3. When running `vendor_hw`, patches are applied on top of the imported code according to the following rules.

   - Patches are applied alphabetical order according to the filename.
     Name patches like `0001-do-someting.patch` to apply them in a deterministic order.
   - Patches are applied relative to the base directory of the imported code.
   - The first directory component of the filename in a patch is stripped, i.e. they are applied with the `-p1` argument of `patch`.
   - Patches are applied with `git apply`, making all extended features of Git patches available (e.g. renames).

## How to manage patches in a Git repository

Managing patch series on top of code can be challenging.
As the underlying code changes, the patches need to be refreshed to continue to apply.
Adding new patches is a very manual process.
And so on.

Fortunately, Git can be used to simplify this task.
The idea:

- Create a forked Git repository of the upstream code
- Create a new branch in this fork.
- Commit all your changes on top of the upstream code into this branch.
- Convert all commits into patch files and store them where the `vendor_hw` tool can find and apply them.

The last step is automated by the `vendor_hw` tool through its `--refresh-patches` argument.

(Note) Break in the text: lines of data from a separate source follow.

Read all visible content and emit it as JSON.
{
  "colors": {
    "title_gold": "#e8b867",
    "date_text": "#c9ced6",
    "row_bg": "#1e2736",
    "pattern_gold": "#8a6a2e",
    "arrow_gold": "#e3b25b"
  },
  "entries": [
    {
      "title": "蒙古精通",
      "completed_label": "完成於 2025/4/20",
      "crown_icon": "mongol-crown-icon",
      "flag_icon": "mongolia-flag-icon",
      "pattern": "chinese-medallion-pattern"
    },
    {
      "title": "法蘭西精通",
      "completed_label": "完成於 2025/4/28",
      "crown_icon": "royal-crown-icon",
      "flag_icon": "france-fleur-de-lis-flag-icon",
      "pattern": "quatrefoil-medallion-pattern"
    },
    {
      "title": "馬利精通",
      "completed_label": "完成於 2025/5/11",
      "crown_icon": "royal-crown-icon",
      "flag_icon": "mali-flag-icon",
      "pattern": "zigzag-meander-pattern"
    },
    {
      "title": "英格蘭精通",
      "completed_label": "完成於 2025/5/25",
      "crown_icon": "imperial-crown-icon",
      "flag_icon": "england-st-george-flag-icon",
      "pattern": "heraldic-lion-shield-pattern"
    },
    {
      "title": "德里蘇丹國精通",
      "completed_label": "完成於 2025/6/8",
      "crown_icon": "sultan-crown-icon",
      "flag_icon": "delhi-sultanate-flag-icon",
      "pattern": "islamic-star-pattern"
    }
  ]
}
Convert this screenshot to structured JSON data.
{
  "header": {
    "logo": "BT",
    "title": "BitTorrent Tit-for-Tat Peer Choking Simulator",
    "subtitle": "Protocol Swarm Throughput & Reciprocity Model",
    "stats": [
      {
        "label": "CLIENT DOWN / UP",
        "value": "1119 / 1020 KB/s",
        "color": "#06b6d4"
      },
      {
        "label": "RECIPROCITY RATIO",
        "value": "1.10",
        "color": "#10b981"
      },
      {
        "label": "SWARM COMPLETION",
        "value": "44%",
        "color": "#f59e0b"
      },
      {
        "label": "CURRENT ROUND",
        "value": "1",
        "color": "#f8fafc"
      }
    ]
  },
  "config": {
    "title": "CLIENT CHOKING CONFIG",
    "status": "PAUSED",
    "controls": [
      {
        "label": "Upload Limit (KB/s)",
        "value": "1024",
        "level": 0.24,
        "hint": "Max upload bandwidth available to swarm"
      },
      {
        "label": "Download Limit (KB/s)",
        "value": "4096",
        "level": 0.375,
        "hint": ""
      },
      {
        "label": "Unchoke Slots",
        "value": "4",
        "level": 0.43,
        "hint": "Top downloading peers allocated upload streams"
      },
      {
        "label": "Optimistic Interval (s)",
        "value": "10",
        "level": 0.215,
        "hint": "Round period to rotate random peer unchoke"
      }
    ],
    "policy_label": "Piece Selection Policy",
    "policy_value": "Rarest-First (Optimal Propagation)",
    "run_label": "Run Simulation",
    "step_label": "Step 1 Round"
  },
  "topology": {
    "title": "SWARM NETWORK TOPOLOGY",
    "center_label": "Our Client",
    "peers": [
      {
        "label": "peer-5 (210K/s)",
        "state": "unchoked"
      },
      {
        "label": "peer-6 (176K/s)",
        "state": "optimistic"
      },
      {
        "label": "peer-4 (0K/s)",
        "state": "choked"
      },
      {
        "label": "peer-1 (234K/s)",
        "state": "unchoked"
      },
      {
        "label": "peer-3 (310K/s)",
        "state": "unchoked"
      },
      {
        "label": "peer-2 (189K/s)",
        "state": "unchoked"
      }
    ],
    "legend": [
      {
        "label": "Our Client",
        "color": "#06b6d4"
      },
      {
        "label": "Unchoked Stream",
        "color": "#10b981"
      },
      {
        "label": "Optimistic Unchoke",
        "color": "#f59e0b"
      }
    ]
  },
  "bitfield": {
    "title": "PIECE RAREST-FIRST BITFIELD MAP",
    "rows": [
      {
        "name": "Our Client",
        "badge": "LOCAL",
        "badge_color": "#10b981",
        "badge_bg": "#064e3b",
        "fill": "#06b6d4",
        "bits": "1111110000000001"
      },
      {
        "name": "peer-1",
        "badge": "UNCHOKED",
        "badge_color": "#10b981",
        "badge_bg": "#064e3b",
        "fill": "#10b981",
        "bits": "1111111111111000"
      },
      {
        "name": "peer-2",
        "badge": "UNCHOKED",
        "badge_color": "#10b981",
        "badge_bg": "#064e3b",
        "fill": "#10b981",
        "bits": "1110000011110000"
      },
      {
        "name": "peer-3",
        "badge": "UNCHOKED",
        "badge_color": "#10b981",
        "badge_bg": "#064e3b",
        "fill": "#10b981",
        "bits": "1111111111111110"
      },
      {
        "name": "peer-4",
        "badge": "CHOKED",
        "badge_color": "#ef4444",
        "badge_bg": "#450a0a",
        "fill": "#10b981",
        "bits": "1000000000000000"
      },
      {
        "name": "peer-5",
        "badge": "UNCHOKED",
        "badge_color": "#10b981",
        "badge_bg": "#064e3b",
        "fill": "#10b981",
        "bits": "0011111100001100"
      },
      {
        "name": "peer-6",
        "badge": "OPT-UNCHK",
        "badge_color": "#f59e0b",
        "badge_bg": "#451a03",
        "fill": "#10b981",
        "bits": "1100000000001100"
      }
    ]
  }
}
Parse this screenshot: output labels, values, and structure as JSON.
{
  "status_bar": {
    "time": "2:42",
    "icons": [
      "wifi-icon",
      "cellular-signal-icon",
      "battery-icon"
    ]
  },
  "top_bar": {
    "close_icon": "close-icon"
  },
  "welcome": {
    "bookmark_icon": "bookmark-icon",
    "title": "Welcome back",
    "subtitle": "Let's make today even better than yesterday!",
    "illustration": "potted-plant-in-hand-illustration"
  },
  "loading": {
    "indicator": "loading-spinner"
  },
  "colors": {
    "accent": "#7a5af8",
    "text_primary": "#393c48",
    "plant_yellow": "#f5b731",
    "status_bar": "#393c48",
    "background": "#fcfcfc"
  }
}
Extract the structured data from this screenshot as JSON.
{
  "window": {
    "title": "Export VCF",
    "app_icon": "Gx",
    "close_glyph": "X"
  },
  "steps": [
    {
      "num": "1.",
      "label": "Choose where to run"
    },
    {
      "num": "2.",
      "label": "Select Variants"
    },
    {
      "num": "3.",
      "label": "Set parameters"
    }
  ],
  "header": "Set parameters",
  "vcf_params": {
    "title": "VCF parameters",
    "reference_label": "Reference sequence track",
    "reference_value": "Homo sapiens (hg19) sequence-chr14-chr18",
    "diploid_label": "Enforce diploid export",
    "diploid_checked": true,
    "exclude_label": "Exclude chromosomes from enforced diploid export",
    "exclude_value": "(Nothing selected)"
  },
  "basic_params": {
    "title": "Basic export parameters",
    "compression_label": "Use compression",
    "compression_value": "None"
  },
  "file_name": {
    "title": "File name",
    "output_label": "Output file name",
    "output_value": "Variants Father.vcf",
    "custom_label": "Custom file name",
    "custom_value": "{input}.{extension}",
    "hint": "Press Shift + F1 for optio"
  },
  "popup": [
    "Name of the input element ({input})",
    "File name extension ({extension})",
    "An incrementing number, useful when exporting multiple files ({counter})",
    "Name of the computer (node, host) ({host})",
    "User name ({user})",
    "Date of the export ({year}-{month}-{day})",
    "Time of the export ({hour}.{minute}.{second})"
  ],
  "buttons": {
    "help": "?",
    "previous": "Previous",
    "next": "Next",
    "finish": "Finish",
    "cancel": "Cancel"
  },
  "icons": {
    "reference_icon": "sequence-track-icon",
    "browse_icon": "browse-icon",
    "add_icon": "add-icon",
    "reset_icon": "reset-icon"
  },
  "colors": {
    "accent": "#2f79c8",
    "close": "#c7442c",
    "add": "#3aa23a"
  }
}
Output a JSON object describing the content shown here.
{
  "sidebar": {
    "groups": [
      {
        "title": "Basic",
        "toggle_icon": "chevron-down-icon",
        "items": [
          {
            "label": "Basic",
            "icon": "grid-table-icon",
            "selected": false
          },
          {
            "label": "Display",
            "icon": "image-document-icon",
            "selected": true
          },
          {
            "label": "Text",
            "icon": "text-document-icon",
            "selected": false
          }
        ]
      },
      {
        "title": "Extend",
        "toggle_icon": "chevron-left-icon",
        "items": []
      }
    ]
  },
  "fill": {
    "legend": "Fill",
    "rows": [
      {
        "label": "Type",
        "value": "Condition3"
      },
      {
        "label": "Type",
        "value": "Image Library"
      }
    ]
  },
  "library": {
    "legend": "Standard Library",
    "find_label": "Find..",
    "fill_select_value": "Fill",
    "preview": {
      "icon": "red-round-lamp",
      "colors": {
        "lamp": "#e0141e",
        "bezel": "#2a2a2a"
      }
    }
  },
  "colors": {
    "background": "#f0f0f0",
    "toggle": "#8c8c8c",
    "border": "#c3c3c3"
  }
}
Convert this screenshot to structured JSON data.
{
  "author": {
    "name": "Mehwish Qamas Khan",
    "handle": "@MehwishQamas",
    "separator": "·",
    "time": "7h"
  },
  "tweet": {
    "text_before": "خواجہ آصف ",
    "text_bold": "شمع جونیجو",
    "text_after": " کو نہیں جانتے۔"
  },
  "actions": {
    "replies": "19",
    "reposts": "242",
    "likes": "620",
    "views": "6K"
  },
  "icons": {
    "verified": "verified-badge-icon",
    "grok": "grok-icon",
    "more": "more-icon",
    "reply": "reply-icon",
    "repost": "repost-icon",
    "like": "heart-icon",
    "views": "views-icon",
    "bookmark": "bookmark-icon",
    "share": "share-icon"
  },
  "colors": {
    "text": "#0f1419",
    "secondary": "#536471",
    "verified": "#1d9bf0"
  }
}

1. Modify the vendor description file to add a `patch_repo` section.
   - The `url` parameter specifies the URL to the fork of the upstream repository containing all modifications.
   - The `rev_base` is the base revision, typically the `master` branch.
   - The `rev_patched` is the patched revision, typically the name of the branch with your changes.

    ```
    patch_repo: {
      url: "https://github.com/lowRISC/riscv-dbg.git",
      rev_base: "master",
      rev_patched: "changes",
    },
    ```

2. Create commit and push to the forked repository.
   Make sure to push both branches to the fork: `rev_base` **and** `rev_patched`.
   In the example above, this would be (with `REMOTE_NAME_FORK` being the remote name of the fork):

   ```command
   git push REMOTE_NAME_FORK master changes
   ```

3. Run the `vendor_hw` tool with the `--refresh-patches` argument.
   It will first check out the patch repository and convert all commits which are in the `rev_patched` branch and not in the `rev_base` branch into patch files.
   These patch files are then stored in the patch directory.
   After that, the vendoring process continues as usual: all patches are applied and if instructed by the `--commit` flag, a commit is created.
   This commit now also includes the updated patch files.

To update the patches you can use all the usual Git tools in the forked repository.

- Use `git rebase` to refresh them on top of changes in the upstream repository.
- Add new patches with commits to the `rev_patched` fork.
- Remove patches or reorder them with Git interactive rebase (`git rebase -i`).

It is important to update and push *both* branches in the forked repository: the `rev_base` branch and the `rev_patched` branch.
Use `git log rev_base..rev_patched` (replace `rev_base` and `rev_patched` as needed) to show all commits which will be turned into patches.